At First Class, the next voice-over seminars are Sept. 22 and Nov. 5, 6:30-9 p.m.; tuition is $45, $35 for members. Voice Coaches (Voicecoaches.com, 866-887-2834 x 100) also teaches at Montgomery College Gaithersburg and through local public school adult-education programs.
Quinn signed on with Voice Coaches for extra training, cut a demo at an affiliate studio and circulated it. A month later, fate called.
Actually, it was Howard Michael Gould, a college friend who’d written for “Shrek the Third”, “Mr. 3000”, and hit TV shows. Gould had occasionally consulted his old buddy on such real-world concepts as “What does your office look like?” and “Where are the big mansions around Washington?” For his “Six Wives” screenplay, Gould had pictured Quinn while writing the part of a police officer. As director, he had the power to cast whoever he liked. Why not Quinn?
Before filming began last fall, Quinn took voice workshops and worked with Brenna McDonough at her On Camera Training studio in Kennsington (Oncameratraining.com, 301-262-2796); her one-on-one coaching is $100 an hour. McDonough also teaches a $400 introductory course that runs three hours a week for four weeks.
On the set, Quinn looked around, awed: “He’s won an Emmy … What was most striking was how nice they were to me. They didn’t have to be.” During two weeks of annual leave, he was paid to get fitted and made up; the production picked up his transportation, hotel room and meal costs. Besides all that, “my two paychecks I pretty much handed over to the union and Uncle Sam. But it’s better than a vacation!” Eventually, he may get residuals, too.

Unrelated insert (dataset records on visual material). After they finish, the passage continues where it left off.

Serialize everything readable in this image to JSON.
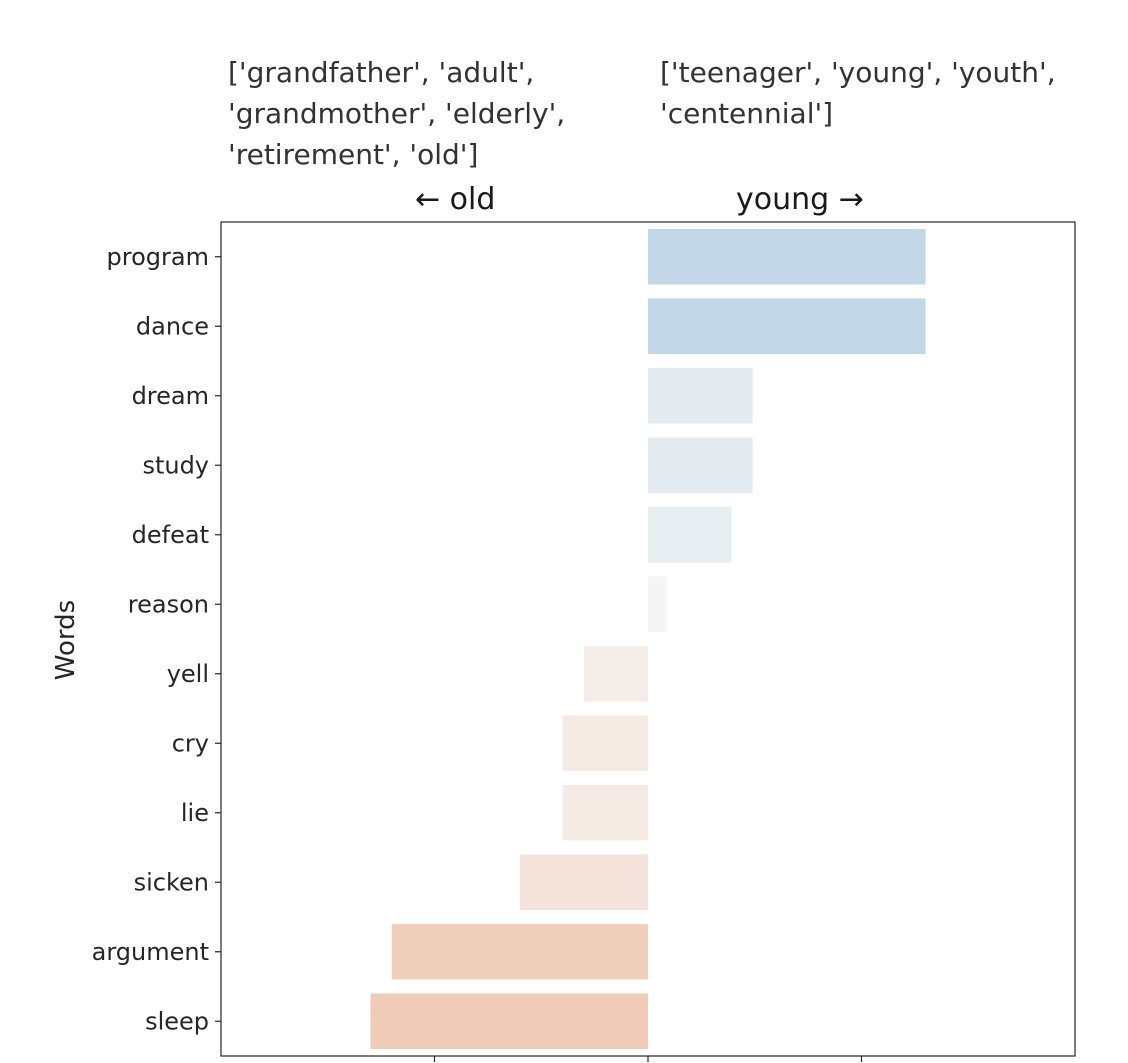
{
  "chart_data": {
    "type": "bar",
    "orientation": "horizontal",
    "left_group_words": "['grandfather', 'adult',\n'grandmother', 'elderly',\n'retirement', 'old']",
    "right_group_words": "['teenager', 'young', 'youth',\n'centennial']",
    "left_direction_label": "← old",
    "right_direction_label": "young →",
    "ylabel": "Words",
    "categories": [
      "program",
      "dance",
      "dream",
      "study",
      "defeat",
      "reason",
      "yell",
      "cry",
      "lie",
      "sicken",
      "argument",
      "sleep"
    ],
    "values": [
      1.3,
      1.3,
      0.49,
      0.49,
      0.39,
      0.09,
      -0.3,
      -0.4,
      -0.4,
      -0.6,
      -1.2,
      -1.3
    ],
    "xlim": [
      -2.0,
      2.0
    ],
    "xticks": [
      -1.0,
      0.0,
      1.0
    ],
    "grid": false,
    "colors": {
      "positive_max": "#c2d8e6",
      "negative_max": "#f0ccb8",
      "neutral": "#f7f7f7",
      "axis": "#262626"
    }
  }
}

Clearly, luck brought Quinn the role – but talent and preparation made it possible. “I don’t know what would have happened without the First Class,” he says. “Would I have had the confidence otherwise?”
Lucky breaks aside, voice-over work is rarely a full career. Wannabes pay for training, demos and studio time. According to the Washington/Baltimore office of American Federation of Television and Radio Artists and Screen Guild, union members making a local commercial earn at least $279 for a 90-minute radio recording session. For a two-hour off-camera session, the minimum is $533. For an eight-hour, on-camera session, the minimum is $722. Any residuals are extra.
“This is a fallback. I have no plans to leave my job,” Quinn says. But he’s approaching 20 years of government service, which means a second career could prove irresistible. “If someone sees the film and is eager to hire me,” he says with a grin, “I’m open.”